You might have noticed things are looking grim these days. Fresh off a terrifying election cycle that feels like a fever dream (or the most craven Ryan Murphy series), America in 2025 is downright disorienting. Wildfires ravaged Los Angeles. Democracy is on the chopping block. Taylor Swift got booed at the Super Bowl in a way that seemed sinister, as if it was a warning about the dark, dystopian days to come. And yet, here’s Lady Gaga releasing a song anchored not by words, but noises and vibes. “Abracadabra,” she sings on the thunderous chorus, followed by her signature mumbles: “amor-ooh-na-na,” “morta-ooh-ga-ga,” “abra-ooh-na-na.”
“Abracadabra” feels like a return to form for Gaga, even if some say it’s a retread of previous iterations of her artistry. So what if it is? The song is her buzziest solo release in years, recently topping the Spotify Global 50 chart and debuting in the top 30 on Billboard’s Hot 100 (even without a full week of data tracking). The song hits. Hard. Of course it does: Gaga’s core songs have never been just dance-floor confections—even when they’re packaged that way.
Gaga recently told Elle magazine that “Abracadabra” is about “facing the challenge of life”: “…when you have to face the world, the people around you, your life, [and] your unique circumstances.”
This is evident in the lyrics, yes, but even more in what’s not as obvious: the 600-watt sledgehammer production, the frantic tempo, and, yes, the senseless chanting in the chorus. “Abracadabra” is powered by pure, animalistic adrenaline, the kind you’ll need to tackle the hardest days of your life. It’s maybe the most germane song Gaga could have released in a world that’s rapidly dissenting into madness, where so many of us feel like our very existence is being threatened.

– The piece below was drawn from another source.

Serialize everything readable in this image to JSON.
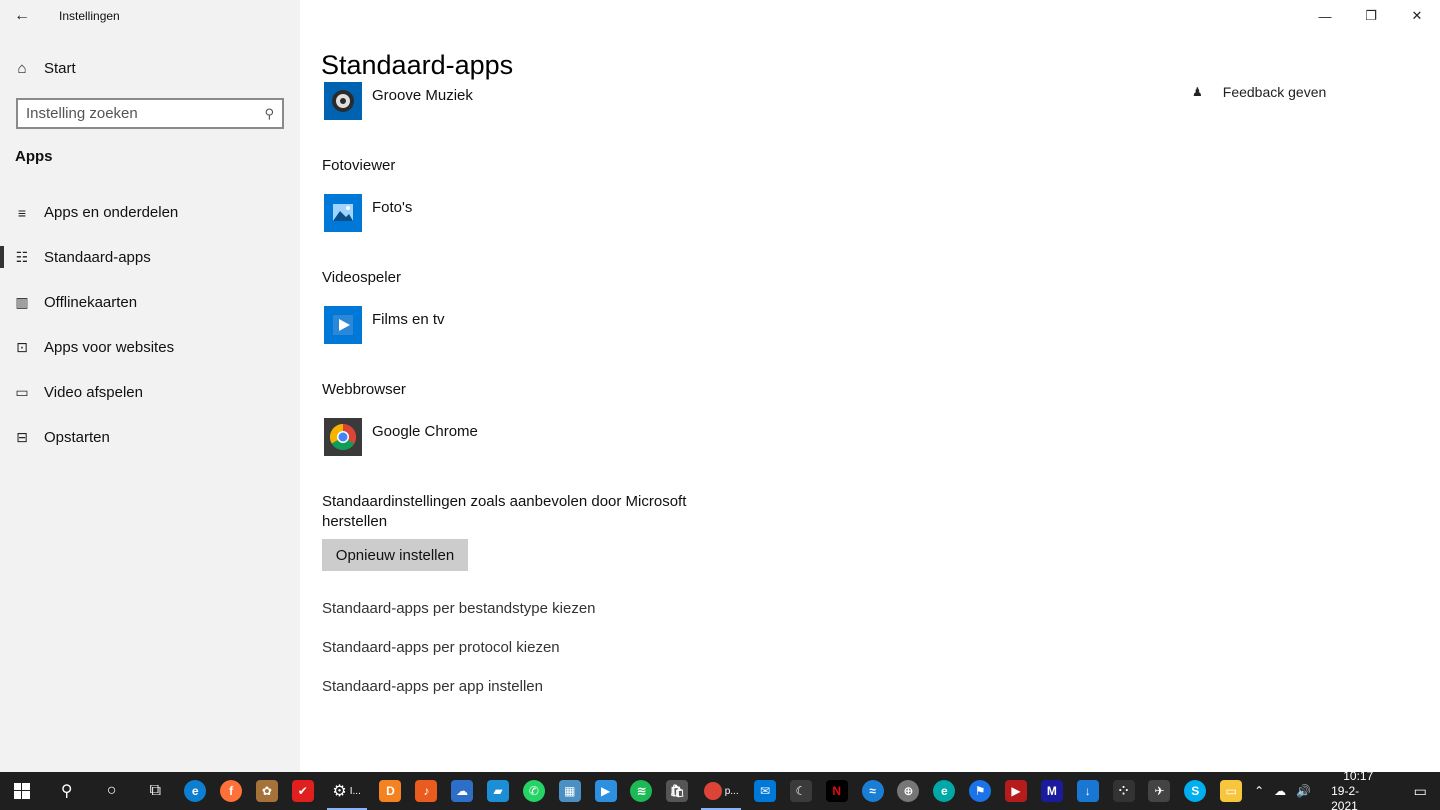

Lady Gaga has a documented history of delivering near-perfect music as a salve for culture’s toughest times. “Just dance, gonna be okay,” the then-unknown star sang in 2008, which back then felt like both a hedonistic command and a soothing reassurance. Indeed, a lot of us were trying to dance our worries away and for good reason. We were knee-deep in the worst financial crisis since the Great Depression and were looking for temporary escape. Lots of other artists at the time also traded in pure pleasure-seeking. Kesha was “recession pop” royalty, specifically on tracks like “TikTok” and “We R Who We R,” where she boldly declared, “Tonight, we’re going hard” and “DJ, blow my speakers up.” By 2010, the apocalypse loomed as Usher ordered us to “dance like it’s the last night of our lives.” These songs were aggressive, urgent, and, in a way, matched the panicked energy Americans felt when they looked at gas prices.